Through a likelihood-focused derivation of a variational inference (VI) loss, Variational Generative Experience Replay (VGER) presents the closest appropriate likelihood- focused alternative to Variational Continual Learning (VCL), the state-of the art prior-focused approach to continual learning.
In non continual learning, the aim is to learn parameters $\omega$ using labelled training data $\mathcal{D}$ to infer $p(y|\omega, x)$. In the continual learning context, instead, the data is not independently and identically distributed (i.i.d.), but may be split into separate tasks $\mathcal{D}_t = (X_t, Y_t)$ whose examples $x_t^{n_t}$ and $y_t^{n_t}$ are assumed to be i.i.d.

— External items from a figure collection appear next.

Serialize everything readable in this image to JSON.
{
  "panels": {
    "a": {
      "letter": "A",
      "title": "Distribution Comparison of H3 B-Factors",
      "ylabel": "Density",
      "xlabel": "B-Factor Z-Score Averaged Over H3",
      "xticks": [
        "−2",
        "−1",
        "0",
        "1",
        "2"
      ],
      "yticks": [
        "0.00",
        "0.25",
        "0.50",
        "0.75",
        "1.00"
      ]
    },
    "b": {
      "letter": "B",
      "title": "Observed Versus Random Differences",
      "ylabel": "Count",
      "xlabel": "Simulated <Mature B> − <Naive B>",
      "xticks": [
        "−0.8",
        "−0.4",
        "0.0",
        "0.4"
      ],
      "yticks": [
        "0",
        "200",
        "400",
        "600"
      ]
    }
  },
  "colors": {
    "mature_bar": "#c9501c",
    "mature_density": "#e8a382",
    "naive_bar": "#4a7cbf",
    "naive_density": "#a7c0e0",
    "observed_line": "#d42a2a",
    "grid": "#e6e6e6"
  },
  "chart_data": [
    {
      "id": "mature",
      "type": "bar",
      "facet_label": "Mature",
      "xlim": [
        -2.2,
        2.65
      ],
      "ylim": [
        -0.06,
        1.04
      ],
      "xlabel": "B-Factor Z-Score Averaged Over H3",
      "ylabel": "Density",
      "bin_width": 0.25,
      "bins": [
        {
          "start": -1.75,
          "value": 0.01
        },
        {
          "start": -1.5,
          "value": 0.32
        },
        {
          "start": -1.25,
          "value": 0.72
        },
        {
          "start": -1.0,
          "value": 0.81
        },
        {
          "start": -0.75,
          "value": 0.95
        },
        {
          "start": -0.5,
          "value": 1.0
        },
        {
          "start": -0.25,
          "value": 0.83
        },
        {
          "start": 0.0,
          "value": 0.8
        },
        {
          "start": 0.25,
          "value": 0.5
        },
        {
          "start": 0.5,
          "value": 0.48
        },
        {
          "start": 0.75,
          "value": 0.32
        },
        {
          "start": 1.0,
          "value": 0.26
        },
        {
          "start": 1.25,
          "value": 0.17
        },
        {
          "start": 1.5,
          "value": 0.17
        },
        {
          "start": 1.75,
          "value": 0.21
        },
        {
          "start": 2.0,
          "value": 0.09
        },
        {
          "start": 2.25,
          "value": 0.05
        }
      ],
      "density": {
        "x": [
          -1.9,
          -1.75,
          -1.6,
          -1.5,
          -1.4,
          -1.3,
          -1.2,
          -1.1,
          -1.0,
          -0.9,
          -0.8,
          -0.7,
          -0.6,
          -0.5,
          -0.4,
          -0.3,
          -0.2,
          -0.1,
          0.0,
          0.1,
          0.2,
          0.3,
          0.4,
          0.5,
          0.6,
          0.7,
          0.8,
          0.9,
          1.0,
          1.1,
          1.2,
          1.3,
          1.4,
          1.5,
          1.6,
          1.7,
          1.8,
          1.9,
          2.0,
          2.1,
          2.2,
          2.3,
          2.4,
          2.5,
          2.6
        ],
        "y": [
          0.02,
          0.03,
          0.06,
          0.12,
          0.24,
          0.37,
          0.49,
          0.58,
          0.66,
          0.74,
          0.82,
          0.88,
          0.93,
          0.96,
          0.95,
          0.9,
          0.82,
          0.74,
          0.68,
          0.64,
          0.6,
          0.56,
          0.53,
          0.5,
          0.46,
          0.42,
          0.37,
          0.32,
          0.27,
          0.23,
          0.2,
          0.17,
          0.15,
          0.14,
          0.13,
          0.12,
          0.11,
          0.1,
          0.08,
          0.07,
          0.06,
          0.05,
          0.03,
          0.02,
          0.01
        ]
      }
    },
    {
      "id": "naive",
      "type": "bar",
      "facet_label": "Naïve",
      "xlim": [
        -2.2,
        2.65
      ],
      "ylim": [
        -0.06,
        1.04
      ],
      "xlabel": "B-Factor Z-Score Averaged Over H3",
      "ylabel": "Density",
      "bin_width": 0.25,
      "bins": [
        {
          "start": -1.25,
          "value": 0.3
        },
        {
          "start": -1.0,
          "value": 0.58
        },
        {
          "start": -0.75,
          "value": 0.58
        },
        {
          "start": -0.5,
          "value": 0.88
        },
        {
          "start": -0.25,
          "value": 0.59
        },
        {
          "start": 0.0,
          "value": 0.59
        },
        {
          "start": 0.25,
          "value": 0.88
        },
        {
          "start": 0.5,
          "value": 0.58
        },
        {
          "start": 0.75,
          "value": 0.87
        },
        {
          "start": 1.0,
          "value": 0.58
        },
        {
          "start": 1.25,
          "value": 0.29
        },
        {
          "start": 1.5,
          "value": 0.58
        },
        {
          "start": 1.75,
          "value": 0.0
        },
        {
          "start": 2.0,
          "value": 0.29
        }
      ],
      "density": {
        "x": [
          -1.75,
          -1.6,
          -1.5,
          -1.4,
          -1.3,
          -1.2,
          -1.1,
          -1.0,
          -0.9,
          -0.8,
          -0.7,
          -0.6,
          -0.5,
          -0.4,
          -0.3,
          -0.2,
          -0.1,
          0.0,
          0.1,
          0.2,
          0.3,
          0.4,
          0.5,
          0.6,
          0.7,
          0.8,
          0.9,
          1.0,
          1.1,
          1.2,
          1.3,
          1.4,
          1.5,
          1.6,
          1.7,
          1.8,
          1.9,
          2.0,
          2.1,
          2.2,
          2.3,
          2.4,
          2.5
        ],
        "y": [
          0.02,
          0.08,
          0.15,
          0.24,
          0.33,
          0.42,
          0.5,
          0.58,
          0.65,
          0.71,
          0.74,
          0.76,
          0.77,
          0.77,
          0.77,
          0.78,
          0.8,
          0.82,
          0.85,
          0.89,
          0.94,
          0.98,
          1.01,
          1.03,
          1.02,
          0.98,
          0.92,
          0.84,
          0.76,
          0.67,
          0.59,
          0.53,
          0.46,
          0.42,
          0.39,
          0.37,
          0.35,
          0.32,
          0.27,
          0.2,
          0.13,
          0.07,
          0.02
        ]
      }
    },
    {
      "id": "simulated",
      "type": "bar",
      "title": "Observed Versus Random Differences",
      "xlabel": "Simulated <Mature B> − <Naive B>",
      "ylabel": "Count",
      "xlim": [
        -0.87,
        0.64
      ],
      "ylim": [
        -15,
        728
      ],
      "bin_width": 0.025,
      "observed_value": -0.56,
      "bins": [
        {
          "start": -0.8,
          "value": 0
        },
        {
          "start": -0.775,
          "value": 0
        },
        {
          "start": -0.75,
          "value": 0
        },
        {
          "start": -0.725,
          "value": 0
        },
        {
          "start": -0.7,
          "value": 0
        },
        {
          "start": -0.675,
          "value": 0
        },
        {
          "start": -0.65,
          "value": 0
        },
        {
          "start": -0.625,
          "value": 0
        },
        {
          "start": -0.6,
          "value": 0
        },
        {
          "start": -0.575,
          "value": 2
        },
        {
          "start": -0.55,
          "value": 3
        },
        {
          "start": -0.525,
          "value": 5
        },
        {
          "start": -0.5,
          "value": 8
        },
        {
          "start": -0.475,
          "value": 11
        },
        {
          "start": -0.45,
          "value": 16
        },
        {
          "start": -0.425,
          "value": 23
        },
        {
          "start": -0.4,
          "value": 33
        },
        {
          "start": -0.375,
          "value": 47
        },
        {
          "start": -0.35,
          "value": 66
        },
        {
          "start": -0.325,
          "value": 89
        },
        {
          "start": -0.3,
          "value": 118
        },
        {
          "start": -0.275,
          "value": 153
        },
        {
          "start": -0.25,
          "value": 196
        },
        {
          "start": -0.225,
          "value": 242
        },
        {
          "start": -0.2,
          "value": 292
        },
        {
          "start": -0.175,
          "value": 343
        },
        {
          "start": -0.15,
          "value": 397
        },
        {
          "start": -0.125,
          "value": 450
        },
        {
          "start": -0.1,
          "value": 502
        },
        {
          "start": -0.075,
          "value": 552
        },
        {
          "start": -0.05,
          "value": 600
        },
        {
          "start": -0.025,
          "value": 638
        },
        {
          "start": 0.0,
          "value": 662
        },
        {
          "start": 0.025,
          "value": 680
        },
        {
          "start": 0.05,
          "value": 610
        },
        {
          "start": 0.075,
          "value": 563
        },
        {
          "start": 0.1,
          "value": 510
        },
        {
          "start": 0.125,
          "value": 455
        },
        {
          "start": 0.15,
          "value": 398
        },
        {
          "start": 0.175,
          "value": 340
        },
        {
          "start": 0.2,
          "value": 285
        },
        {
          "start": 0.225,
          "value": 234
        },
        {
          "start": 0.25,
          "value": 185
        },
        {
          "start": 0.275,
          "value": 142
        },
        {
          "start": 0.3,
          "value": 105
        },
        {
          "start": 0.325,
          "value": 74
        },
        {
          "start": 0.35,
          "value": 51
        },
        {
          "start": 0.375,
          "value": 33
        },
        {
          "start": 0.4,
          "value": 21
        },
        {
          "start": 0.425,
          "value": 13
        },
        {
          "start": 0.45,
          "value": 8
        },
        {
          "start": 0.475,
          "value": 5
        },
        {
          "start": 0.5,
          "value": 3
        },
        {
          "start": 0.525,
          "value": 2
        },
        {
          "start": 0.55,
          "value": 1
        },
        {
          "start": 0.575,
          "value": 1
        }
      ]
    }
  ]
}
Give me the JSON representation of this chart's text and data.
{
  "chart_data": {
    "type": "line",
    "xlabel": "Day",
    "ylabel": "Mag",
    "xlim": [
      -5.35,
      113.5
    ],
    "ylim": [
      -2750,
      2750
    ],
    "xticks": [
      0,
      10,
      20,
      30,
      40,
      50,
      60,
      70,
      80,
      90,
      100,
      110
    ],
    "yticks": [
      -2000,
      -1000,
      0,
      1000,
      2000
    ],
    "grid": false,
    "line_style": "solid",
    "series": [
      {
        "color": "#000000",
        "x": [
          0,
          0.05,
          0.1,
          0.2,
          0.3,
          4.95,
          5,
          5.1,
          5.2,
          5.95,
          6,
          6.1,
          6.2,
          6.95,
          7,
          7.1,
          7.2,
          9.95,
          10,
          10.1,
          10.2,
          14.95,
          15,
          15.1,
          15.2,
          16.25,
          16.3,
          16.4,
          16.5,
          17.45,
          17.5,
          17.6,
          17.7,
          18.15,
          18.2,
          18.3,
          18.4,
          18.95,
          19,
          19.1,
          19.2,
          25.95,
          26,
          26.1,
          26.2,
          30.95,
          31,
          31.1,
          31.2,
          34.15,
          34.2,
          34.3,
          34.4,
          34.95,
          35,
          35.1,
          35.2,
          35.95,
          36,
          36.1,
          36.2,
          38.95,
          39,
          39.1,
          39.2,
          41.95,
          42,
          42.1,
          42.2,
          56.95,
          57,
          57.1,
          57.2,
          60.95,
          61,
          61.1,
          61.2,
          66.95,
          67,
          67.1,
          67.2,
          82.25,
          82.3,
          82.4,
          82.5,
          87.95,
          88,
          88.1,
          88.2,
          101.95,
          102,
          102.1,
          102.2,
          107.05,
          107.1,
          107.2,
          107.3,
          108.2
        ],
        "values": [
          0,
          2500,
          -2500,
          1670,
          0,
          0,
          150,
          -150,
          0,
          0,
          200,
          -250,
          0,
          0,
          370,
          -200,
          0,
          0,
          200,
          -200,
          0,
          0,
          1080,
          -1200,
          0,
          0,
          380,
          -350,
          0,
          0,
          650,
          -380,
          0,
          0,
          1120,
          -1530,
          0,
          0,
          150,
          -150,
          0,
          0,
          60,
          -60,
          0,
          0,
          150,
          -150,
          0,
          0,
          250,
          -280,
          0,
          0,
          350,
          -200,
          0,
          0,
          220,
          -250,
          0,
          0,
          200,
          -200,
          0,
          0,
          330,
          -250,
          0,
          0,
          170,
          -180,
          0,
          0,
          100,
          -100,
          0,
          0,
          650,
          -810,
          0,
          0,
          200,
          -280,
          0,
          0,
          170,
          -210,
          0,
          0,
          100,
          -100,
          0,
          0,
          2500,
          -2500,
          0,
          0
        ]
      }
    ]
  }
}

In \cite{Farquhar18}, as the loss at time $t$ cannot be estimated for previously discarded datasets, to approximate the distribution of past datasets $p_t(x,y)$, VGER (Variational Generative Experience Replay) trains a GAN $q_t(x, y)$ to produce ($\hat{x}, \hat{y}$) pairs for each class in each dataset as it arrives (generator is kept while data is discarded after each dataset is used). The variational free energy $\mathcal{F}_T$ is used to train on dataset $\mathcal{D}_T$ augmented with samples generated by the GAN. In this way the prior is set as the posterior approximation from the previous task.